Здесь состоялась выставка Сезара, этого марсельского гения, который добился успеха, создавая свои "компрессии" черт знает из чего. Эти "скульптуры" марсельцев забавляли, а мне они были противны. Притекали туристы. Целыми автобусами. Итальянцы, испанцы, англичане, немцы и японцы, конечно. Столько пошлости и дурного вкуса в месте, чья история полна трагизма, мне казалось символом этого "конца века".
Марсель был захвачен парижским идиотизмом. В мечтах он видел себя столицей. Столицей Юга. Забывая, что столицей его делало то, что Марсель был порт. Перекресток, на котором сходились и смешивались все народы. Испокон веков. С того дня, как Протис ступил на берег. И взял в жены прекрасную Гиптис, лигурийскую принцессу.
Джамель шел вверх по улице Родийа. Он застыл на месте, удивленный, что наткнулся на меня. Но ему не оставалось ничего другого, как продолжать идти в мою сторону. Вероятно, надеясь, но не веря в то, что я его не узнаю.
- Как дела, Джамель?
- Да так, месье, - еле слышно пробормотал он.
Он бросал взгляды направо и налево. Я знал, что было большим позором, если тебя увидят разговаривающим с легавым в штатском. Я взял его за руку.
- Пошли, я тебя угощаю.
Движением подбородка я указал ему на бар "Тринадцать углов", чуть ниже по улице. Это была моя "столовая". Комиссариат находился в пятистах метрах, вниз от пассажа "Тринадцать углов", на другой стороне улицы Сент-Франсуаз. Я единственный из полицейских, кто ходил в этот бар. Другие, смотря по их симпатиям, привыкли бывать чуть ниже, на улице де л'Эвеше или площади Труа-Кантон.
Несмотря на жару, мы сели внутри. Чтобы укрыться от посторонних взглядов. Анж, патрон, принес нам два пива.
- Ну, что с мопедом? Ты его спрятал?
- Да, месье. Как вы сказали. (Он сделал глоток, украдкой взглянул на меня.) Слушайте, месье. Мне они уже задали кучу вопросов. Я должен начать все сначала?
Теперь удивился я.
- Кто "они"?
- Ты разве не полицейский?
- Я задал тебе вопрос или нет?
- Другие.
- Какие "другие"?
- Ну, другие. Те, кто его пристрелил, вот кто. Я даже испугался. Они сказали, что могут меня забрать за соучастие в убийстве. Из-за мопеда. Его, правда, пришил тот тип?

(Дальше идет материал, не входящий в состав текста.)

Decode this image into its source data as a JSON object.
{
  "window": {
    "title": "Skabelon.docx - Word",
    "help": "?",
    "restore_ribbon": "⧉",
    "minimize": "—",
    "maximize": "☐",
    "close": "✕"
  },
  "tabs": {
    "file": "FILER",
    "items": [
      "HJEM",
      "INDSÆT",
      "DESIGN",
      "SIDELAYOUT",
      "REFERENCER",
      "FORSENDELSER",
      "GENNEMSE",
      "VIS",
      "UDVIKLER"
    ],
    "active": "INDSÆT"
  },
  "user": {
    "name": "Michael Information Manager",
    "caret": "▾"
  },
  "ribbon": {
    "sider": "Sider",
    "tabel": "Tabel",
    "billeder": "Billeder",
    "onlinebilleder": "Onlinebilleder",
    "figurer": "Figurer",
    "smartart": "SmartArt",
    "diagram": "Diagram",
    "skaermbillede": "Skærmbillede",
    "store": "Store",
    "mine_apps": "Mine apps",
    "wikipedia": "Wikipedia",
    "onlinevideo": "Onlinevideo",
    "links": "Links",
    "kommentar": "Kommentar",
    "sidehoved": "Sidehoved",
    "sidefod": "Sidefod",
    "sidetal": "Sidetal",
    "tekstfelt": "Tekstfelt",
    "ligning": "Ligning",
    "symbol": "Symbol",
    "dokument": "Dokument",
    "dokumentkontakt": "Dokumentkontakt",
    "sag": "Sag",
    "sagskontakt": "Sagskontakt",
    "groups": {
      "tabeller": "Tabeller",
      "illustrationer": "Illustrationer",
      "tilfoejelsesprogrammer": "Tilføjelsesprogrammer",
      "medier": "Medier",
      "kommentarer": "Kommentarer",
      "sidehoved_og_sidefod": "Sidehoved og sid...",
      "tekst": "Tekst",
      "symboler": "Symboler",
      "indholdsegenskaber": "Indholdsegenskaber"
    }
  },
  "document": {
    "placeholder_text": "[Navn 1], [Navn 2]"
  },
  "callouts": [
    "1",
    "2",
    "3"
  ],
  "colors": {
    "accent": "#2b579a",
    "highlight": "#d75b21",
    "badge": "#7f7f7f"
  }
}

Мне вдруг стало жарко. Значит, они знали. Закрыв глаза, я пил пиво. Я не хотел, чтобы Джамель заметил мое волнение. Пот ручьем катился у меня по лбу, по щекам и по шее. Они знали. Я содрогнулся, лишний раз повторив себе это.
- Кто был этот тип?
Я открыл глаза. Я заказал себе еще кружку. Во рту у меня пересохло. Мне очень хотелось рассказать о нем Джамелю; рассказать про Маню, Уго и меня. Историю трех друзей. Но из этой истории, которую я мог ему подать под любым соусом, он запомнит только Маню и Уго, не легавого. Легавый олицетворял собой все то, что вызывало у него отвращение. Не просто несправедливостью, а лишь своим существованием.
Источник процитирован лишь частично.